The latest for me – ice cream. It seems like such a horrible thing to deprive yourself of, at least in my opinion. You watch movies, and when someone is depressed or dumped, they’re usually eating ice cream in the next scene, trying to get over it. However, I’d kill 2-3 small X every week. I loved my ice cream. I don’t count calories, those coming in or out. I’m not so skinny you’d call me a twig, but I don’t think I qualify as curvy, either. Still, that much ice cream in such a short time, regularly – that can’t be healthy. It’s a wonder I’m not diabetic.
This was last month, December. With the holidays, I wasn’t about to discount sweets in general because of all the cookies and festive out-of-the-oven things. I wasn’t going to do a certain amount of exercise every day for the same reason. I’m not stupid. However, ice cream, a sweet, full of bad calories, has nothing to do with the holidays. As hard as it was, and believe me, it’s hard, that was totally acceptable. I did it. I still haven’t broken it. More toward the end of January than not, but I haven’t given myself a second “I won’t,” so I’m quite proud, and I’m going to. Probably for the rest of the month because I’m afraid there’ll be some irresistible limited-time Valentine’s Day flavors, so I won’t commit to it in February. When the time comes, however, I’ll limit myself to limited flavors, only if they speak to me, and eat them in limited amounts. After, I’ll quit until the next holiday when limited flavors are likely because I know I can. Because I did it for a month, and that makes me confident I can go another month.
You can build on smaller increments of time, and that makes it easier to meet your goal. You’re not committed to a year; you’re committed to a week or a month, or maybe just a few days, and once you reach your finish line, you do it again. It becomes easier to go without each time. Depending on what it is, like in my case, ice cream, you may know, “Okay, it’s going to be hard to get around that.” It’s not FOMO, it’s MO. Depending on what it is, allow yourself potential permission. Like I’ve heard of people doing while dieting. Sorry, I’m not much of a diet person, but there are those “cheat days.” Except, don’t tell yourself you’re cheating. Cheating has such a negative connotation. You’re giving yourself limited and temporary permission due to an exception.

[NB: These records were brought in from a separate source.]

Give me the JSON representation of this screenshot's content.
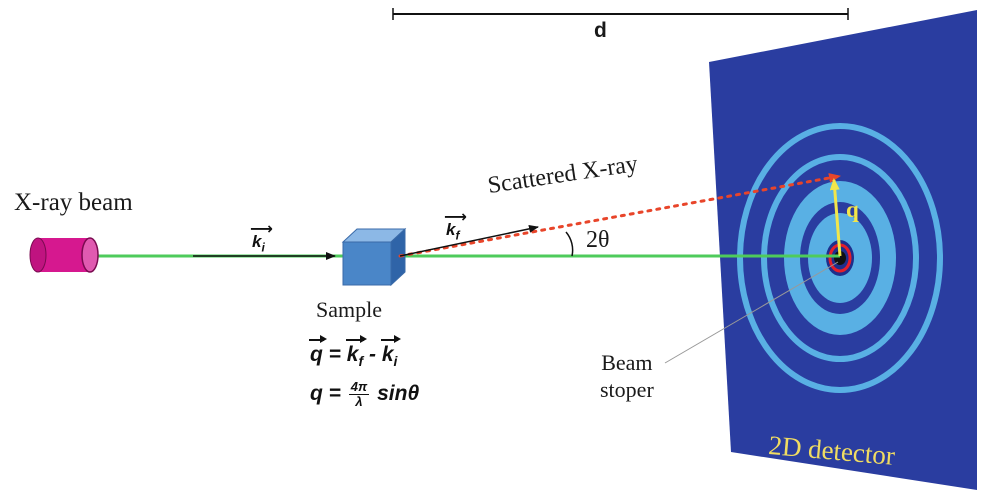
{
  "labels": {
    "distance": "d",
    "xray_beam": "X-ray beam",
    "sample": "Sample",
    "scattered": "Scattered X-ray",
    "angle": "2θ",
    "beam_stopper_line1": "Beam",
    "beam_stopper_line2": "stoper",
    "detector": "2D detector",
    "q": "q"
  },
  "vectors": {
    "incident": {
      "symbol": "k",
      "sub": "i"
    },
    "scattered": {
      "symbol": "k",
      "sub": "f"
    }
  },
  "equations": {
    "eq1": {
      "lhs": "q",
      "eq": "=",
      "a": "k",
      "a_sub": "f",
      "minus": "-",
      "b": "k",
      "b_sub": "i"
    },
    "eq2": {
      "lhs": "q",
      "eq": "=",
      "num": "4π",
      "den": "λ",
      "rhs": "sinθ"
    }
  },
  "colors": {
    "beam": "#4ecb5b",
    "source": "#d6188f",
    "sample": "#4a86c8",
    "detector_panel": "#2a3da0",
    "ring": "#59b0e4",
    "scatter_dots": "#e8452a",
    "q_arrow": "#f2e64a",
    "detector_text": "#f0dc62"
  }
}
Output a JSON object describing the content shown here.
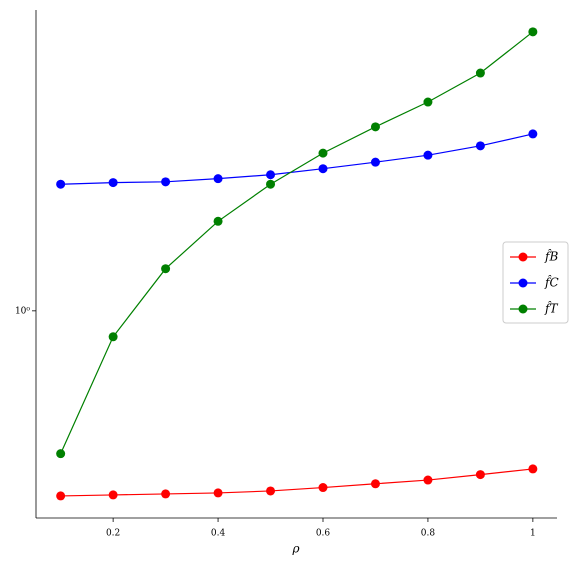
{
  "chart_data": {
    "type": "line",
    "x_label": "ρ",
    "log_y": true,
    "x": [
      0.1,
      0.2,
      0.3,
      0.4,
      0.5,
      0.6,
      0.7,
      0.8,
      0.9,
      1.0
    ],
    "series": [
      {
        "name": "f̂B",
        "color": "#ff0000",
        "values": [
          0.338,
          0.34,
          0.342,
          0.344,
          0.348,
          0.355,
          0.363,
          0.371,
          0.383,
          0.396
        ]
      },
      {
        "name": "f̂C",
        "color": "#0000ff",
        "values": [
          2.1,
          2.12,
          2.13,
          2.17,
          2.22,
          2.3,
          2.39,
          2.49,
          2.63,
          2.82
        ]
      },
      {
        "name": "f̂T",
        "color": "#008000",
        "values": [
          0.433,
          0.859,
          1.28,
          1.69,
          2.1,
          2.52,
          2.94,
          3.4,
          4.03,
          5.13
        ]
      }
    ],
    "xlim": [
      0.053,
      1.046
    ],
    "xticks": [
      0.2,
      0.4,
      0.6,
      0.8,
      1.0
    ],
    "ylim": [
      0.297,
      5.83
    ],
    "yticks": [
      {
        "value": 1,
        "label": "10⁰"
      }
    ],
    "legend": "right"
  }
}
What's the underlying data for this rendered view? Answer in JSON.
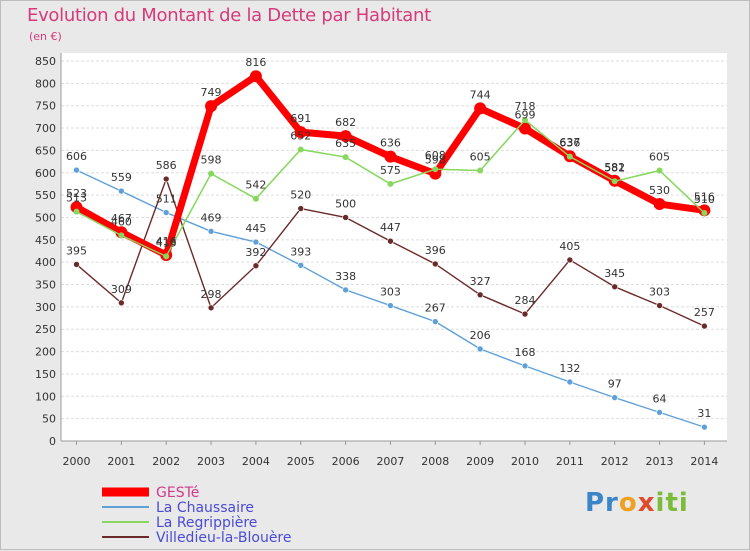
{
  "header": {
    "title": "Evolution du Montant de la Dette par Habitant",
    "unit": "(en €)"
  },
  "brand": {
    "logo_parts": [
      "Pr",
      "o",
      "x",
      "iti"
    ]
  },
  "chart_data": {
    "type": "line",
    "title": "Evolution du Montant de la Dette par Habitant",
    "subtitle": "(en €)",
    "xlabel": "",
    "ylabel": "",
    "x": [
      2000,
      2001,
      2002,
      2003,
      2004,
      2005,
      2006,
      2007,
      2008,
      2009,
      2010,
      2011,
      2012,
      2013,
      2014
    ],
    "ylim": [
      0,
      850
    ],
    "yticks": [
      0,
      50,
      100,
      150,
      200,
      250,
      300,
      350,
      400,
      450,
      500,
      550,
      600,
      650,
      700,
      750,
      800,
      850
    ],
    "grid": "horizontal",
    "legend_position": "bottom-left",
    "series": [
      {
        "name": "GESTé",
        "color": "#ff0000",
        "values": [
          523,
          467,
          416,
          749,
          816,
          691,
          682,
          636,
          598,
          744,
          699,
          637,
          582,
          530,
          516
        ]
      },
      {
        "name": "La Chaussaire",
        "color": "#5ea0d8",
        "values": [
          606,
          559,
          511,
          469,
          445,
          393,
          338,
          303,
          267,
          206,
          168,
          132,
          97,
          64,
          31
        ]
      },
      {
        "name": "La Regrippière",
        "color": "#88d860",
        "values": [
          513,
          460,
          413,
          598,
          542,
          652,
          635,
          575,
          608,
          605,
          718,
          636,
          581,
          605,
          510
        ]
      },
      {
        "name": "Villedieu-la-Blouère",
        "color": "#6b2a2a",
        "values": [
          395,
          309,
          586,
          298,
          392,
          520,
          500,
          447,
          396,
          327,
          284,
          405,
          345,
          303,
          257
        ]
      }
    ]
  }
}
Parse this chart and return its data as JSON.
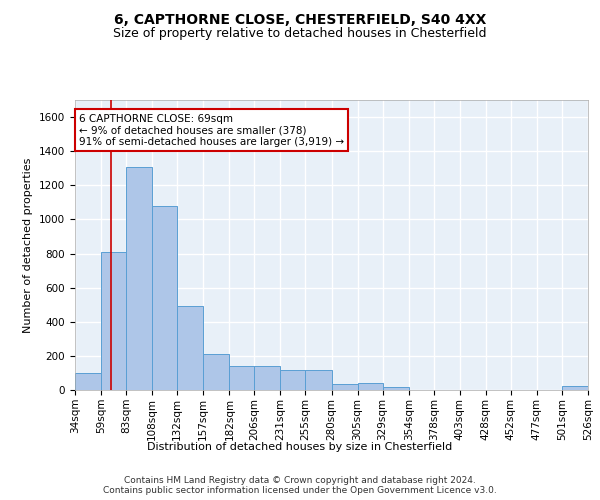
{
  "title_line1": "6, CAPTHORNE CLOSE, CHESTERFIELD, S40 4XX",
  "title_line2": "Size of property relative to detached houses in Chesterfield",
  "xlabel": "Distribution of detached houses by size in Chesterfield",
  "ylabel": "Number of detached properties",
  "footer_line1": "Contains HM Land Registry data © Crown copyright and database right 2024.",
  "footer_line2": "Contains public sector information licensed under the Open Government Licence v3.0.",
  "annotation_line1": "6 CAPTHORNE CLOSE: 69sqm",
  "annotation_line2": "← 9% of detached houses are smaller (378)",
  "annotation_line3": "91% of semi-detached houses are larger (3,919) →",
  "bar_color": "#aec6e8",
  "bar_edge_color": "#5a9fd4",
  "red_line_x": 69,
  "bin_edges": [
    34,
    59,
    83,
    108,
    132,
    157,
    182,
    206,
    231,
    255,
    280,
    305,
    329,
    354,
    378,
    403,
    428,
    452,
    477,
    501,
    526
  ],
  "bar_heights": [
    100,
    810,
    1310,
    1080,
    490,
    210,
    140,
    140,
    120,
    120,
    35,
    40,
    20,
    0,
    0,
    0,
    0,
    0,
    0,
    25
  ],
  "ylim": [
    0,
    1700
  ],
  "yticks": [
    0,
    200,
    400,
    600,
    800,
    1000,
    1200,
    1400,
    1600
  ],
  "background_color": "#e8f0f8",
  "grid_color": "#ffffff",
  "annotation_box_facecolor": "#ffffff",
  "annotation_box_edgecolor": "#cc0000",
  "title_fontsize": 10,
  "subtitle_fontsize": 9,
  "ylabel_fontsize": 8,
  "xlabel_fontsize": 8,
  "tick_fontsize": 7.5,
  "footer_fontsize": 6.5,
  "annotation_fontsize": 7.5
}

Yes, if you do this every day, throw that lent away. You’re not doing it. However, since you’ve taken the time to write to me, I think you’re doing it, or will do it, and I think you’ll succeed. Small steps, perhaps baby steps. Then adolescent steps, teenager steps (well, maybe skip those), new adult steps, and then full-on grownup steps. Then you’re the adult. You’re in charge of whatever you should/should not do or be wherever you hoped or didn’t hope to be. You’ll wonder, “How did I make it this time?” Small steps and keep going; allow yourself permission, but only if there is good reason, and then go back to those small steps. By the end of the year, you’re going to be, “Damn, I did good.”